The study determined that putting a tax on certain meats, including beef, lamb and pork, would dissuade people from eating too much of it, which studies have shown can cause heart disease, cancer, stroke and diabetes.

"The least intrusive form of regulation is a tax to raise prices and reduce consumption," Dr. Marco Springmanntold CNN.

Springmann added that in the U.S., bacon would need to be taxed 163 percent and steak taxed 34 percent to get the same result “due to an inefficient health system that wastes a lot of money.”

Springmann’s team estimates taxing meats beyond people’s ability to buy them would save an estimated 220,000 lives around the world each year and about $41 billion in worldwide health care costs. Because, apparently, grown adults can’t be trusted to make their own healthcare and dietary decisions and accept the consequences that come with them.

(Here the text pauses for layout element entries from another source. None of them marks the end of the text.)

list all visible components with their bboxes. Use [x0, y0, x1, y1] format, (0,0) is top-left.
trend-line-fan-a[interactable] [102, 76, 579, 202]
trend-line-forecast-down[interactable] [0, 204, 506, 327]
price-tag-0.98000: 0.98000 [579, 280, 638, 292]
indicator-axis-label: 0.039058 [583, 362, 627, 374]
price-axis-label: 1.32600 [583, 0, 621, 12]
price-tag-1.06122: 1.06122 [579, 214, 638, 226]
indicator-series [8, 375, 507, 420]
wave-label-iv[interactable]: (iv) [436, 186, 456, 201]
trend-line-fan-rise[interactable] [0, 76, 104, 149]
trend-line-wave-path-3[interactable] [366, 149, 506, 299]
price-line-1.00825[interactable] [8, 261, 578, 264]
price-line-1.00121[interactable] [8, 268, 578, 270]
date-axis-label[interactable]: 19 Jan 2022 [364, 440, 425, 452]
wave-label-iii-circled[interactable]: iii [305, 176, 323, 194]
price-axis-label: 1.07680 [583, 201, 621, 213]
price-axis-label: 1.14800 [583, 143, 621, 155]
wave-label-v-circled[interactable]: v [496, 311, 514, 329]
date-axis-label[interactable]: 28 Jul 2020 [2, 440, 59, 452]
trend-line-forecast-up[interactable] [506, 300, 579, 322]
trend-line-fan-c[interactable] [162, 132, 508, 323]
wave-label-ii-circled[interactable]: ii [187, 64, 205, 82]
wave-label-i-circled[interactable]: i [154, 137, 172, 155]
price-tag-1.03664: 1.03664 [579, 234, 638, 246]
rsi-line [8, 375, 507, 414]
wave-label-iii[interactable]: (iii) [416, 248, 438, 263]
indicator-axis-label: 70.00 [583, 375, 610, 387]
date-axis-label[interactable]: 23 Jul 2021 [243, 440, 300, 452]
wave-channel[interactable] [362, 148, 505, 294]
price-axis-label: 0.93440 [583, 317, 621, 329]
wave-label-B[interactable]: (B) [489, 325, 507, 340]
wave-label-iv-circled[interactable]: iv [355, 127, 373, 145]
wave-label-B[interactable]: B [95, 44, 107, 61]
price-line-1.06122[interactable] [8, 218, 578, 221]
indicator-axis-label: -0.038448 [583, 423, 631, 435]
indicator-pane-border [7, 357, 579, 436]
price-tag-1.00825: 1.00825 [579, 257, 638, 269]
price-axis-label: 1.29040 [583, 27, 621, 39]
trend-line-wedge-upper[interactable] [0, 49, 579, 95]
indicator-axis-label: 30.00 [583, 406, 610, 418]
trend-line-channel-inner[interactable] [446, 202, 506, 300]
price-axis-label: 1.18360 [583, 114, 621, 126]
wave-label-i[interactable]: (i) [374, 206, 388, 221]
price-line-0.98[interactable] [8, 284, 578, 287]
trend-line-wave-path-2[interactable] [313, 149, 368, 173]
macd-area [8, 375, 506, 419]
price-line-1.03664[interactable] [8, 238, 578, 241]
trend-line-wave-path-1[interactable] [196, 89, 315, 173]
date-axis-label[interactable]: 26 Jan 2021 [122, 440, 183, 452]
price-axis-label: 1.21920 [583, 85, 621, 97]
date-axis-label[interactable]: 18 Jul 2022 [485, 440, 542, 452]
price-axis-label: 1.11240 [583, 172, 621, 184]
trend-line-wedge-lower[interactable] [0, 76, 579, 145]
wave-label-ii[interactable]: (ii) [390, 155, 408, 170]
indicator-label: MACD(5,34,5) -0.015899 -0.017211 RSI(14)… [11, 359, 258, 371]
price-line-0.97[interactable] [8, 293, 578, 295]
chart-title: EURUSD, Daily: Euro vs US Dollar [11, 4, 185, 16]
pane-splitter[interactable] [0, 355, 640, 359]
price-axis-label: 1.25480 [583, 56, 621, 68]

Lest you poo-poo the study as another crackpot measure that couldn’t possibly see the light of day, remember that the U.K has already enacted a 16 percent sugar tax on sodas and other “unhealthy” beverages, as have many more progressive cities across the U.S. including Berkeley and Philadelphia.

Of course, Oxford couldn’t be bothered to look into how much money such a measure would cost meat producers and grocers around the world – or the number of lives that would lost in the inevitable Great Bacon War.